A Bosnian Muslim soldier is greeted by a woman
The citizenships had been awarded to foreigners who fought alongside Bosnian Muslims against Bosnian Croats and Serbs.
Washington had called for them to be deported during the late 1990s and again after the September 11 attacks.
Barisa Colak, the country’s justice minister, said: "Of the 367 who were stripped of Bosnian citizenship, most come from Turkey, Egypt, Algeria, Syria, Tunisia, Sudan and Russia."
Appeals allowed
Colak said a state commission had found that their citizenships were illegally issued and would be revoked immediately.
He said all the men would be able to appeal against the ruling before facing deportation.
The minister did not say what criteria had not been met in the citizenship process, or whether the men were suspected of links to terrorism, as local media had speculated.
A further 349 men had passed the review over the past year, Colak said, and the commission would need another year to examine all the cases.
Most of the volunteers who stayed in Bosnia after the war married local women, and many now live in Islamic communities in remote rural areas.
Human rights activists and associations of war veterans say the government decision violates the rights of the former soldiers
They argue that the men will now be separated from their Bosnian families and may even end up in prison in their countries of origin.
Political decision
Serif Patkovic, a former army commander from the central town of Zenica, now home to about 60 per cent of the former fighters, said the decision was political.
Patkovic said: "These people have won honours for their participation in the war and we shall defend them with all legal means.

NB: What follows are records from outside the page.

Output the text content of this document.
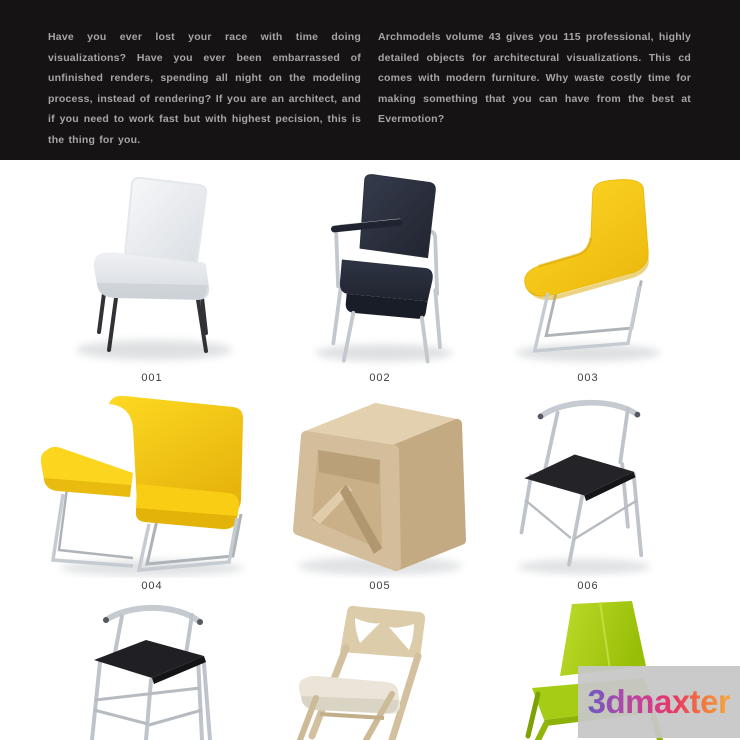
Have you ever lost your race with time doing visualizations? Have you ever been embarrassed of unfinished renders, spending all night on the modeling process, instead of rendering? If you are an architect, and if you need to work fast but with highest pecision, this is the thing for you.

Archmodels volume 43 gives you 115 professional, highly detailed objects for architectural visualizations. This cd comes with modern furniture. Why waste costly time for making something that you can have from the best at Evermotion?

001	002	003
004	005	006
3dmaxter
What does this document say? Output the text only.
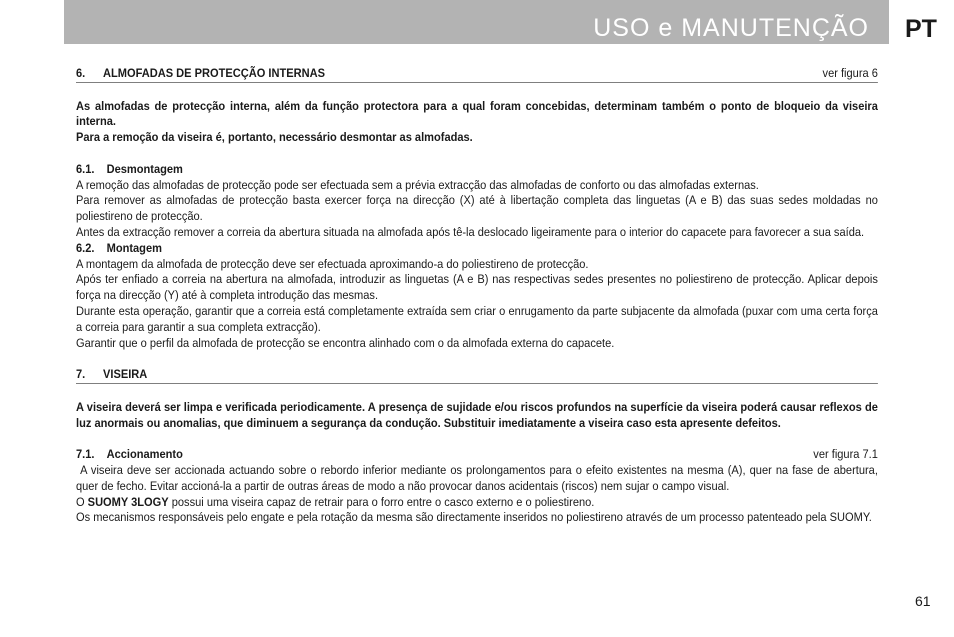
USO e MANUTENÇÃO PT
6. ALMOFADAS DE PROTECÇÃO INTERNAS	ver figura 6

As almofadas de protecção interna, além da função protectora para a qual foram concebidas, determinam também o ponto de bloqueio da viseira interna.

Para a remoção da viseira é, portanto, necessário desmontar as almofadas.

6.1. Desmontagem

A remoção das almofadas de protecção pode ser efectuada sem a prévia extracção das almofadas de conforto ou das almofadas externas.

Para remover as almofadas de protecção basta exercer força na direcção (X) até à libertação completa das linguetas (A e B) das suas sedes moldadas no poliestireno de protecção.

Antes da extracção remover a correia da abertura situada na almofada após tê-la deslocado ligeiramente para o interior do capacete para favorecer a sua saída.

6.2. Montagem

A montagem da almofada de protecção deve ser efectuada aproximando-a do poliestireno de protecção.

Após ter enfiado a correia na abertura na almofada, introduzir as linguetas (A e B) nas respectivas sedes presentes no poliestireno de protecção. Aplicar depois força na direcção (Y) até à completa introdução das mesmas.

Durante esta operação, garantir que a correia está completamente extraída sem criar o enrugamento da parte subjacente da almofada (puxar com uma certa força a correia para garantir a sua completa extracção).

Garantir que o perfil da almofada de protecção se encontra alinhado com o da almofada externa do capacete.

7. VISEIRA

A viseira deverá ser limpa e verificada periodicamente. A presença de sujidade e/ou riscos profundos na superfície da viseira poderá causar reflexos de luz anormais ou anomalias, que diminuem a segurança da condução. Substituir imediatamente a viseira caso esta apresente defeitos.

7.1. Accionamento	ver figura 7.1

A viseira deve ser accionada actuando sobre o rebordo inferior mediante os prolongamentos para o efeito existentes na mesma (A), quer na fase de abertura, quer de fecho. Evitar accioná-la a partir de outras áreas de modo a não provocar danos acidentais (riscos) nem sujar o campo visual.

O SUOMY 3LOGY possui uma viseira capaz de retrair para o forro entre o casco externo e o poliestireno.

Os mecanismos responsáveis pelo engate e pela rotação da mesma são directamente inseridos no poliestireno através de um processo patenteado pela SUOMY.

61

Some of them are invalids, they have wives and children to support here."
He said the state court had already overruled one case of revoked citizenship and appeals in other cases were under way.
Syrian-born Aiman Awad, chairman of the Ensaria Association of Naturalised Citizens, also criticised the process.
Awad, who had lived in the region since 1982, said: "I fulfilled all conditions for the citizenship. They want to revoke it only because I was a member of El Mujaheed brigade [an army unit of Islamic fighters]."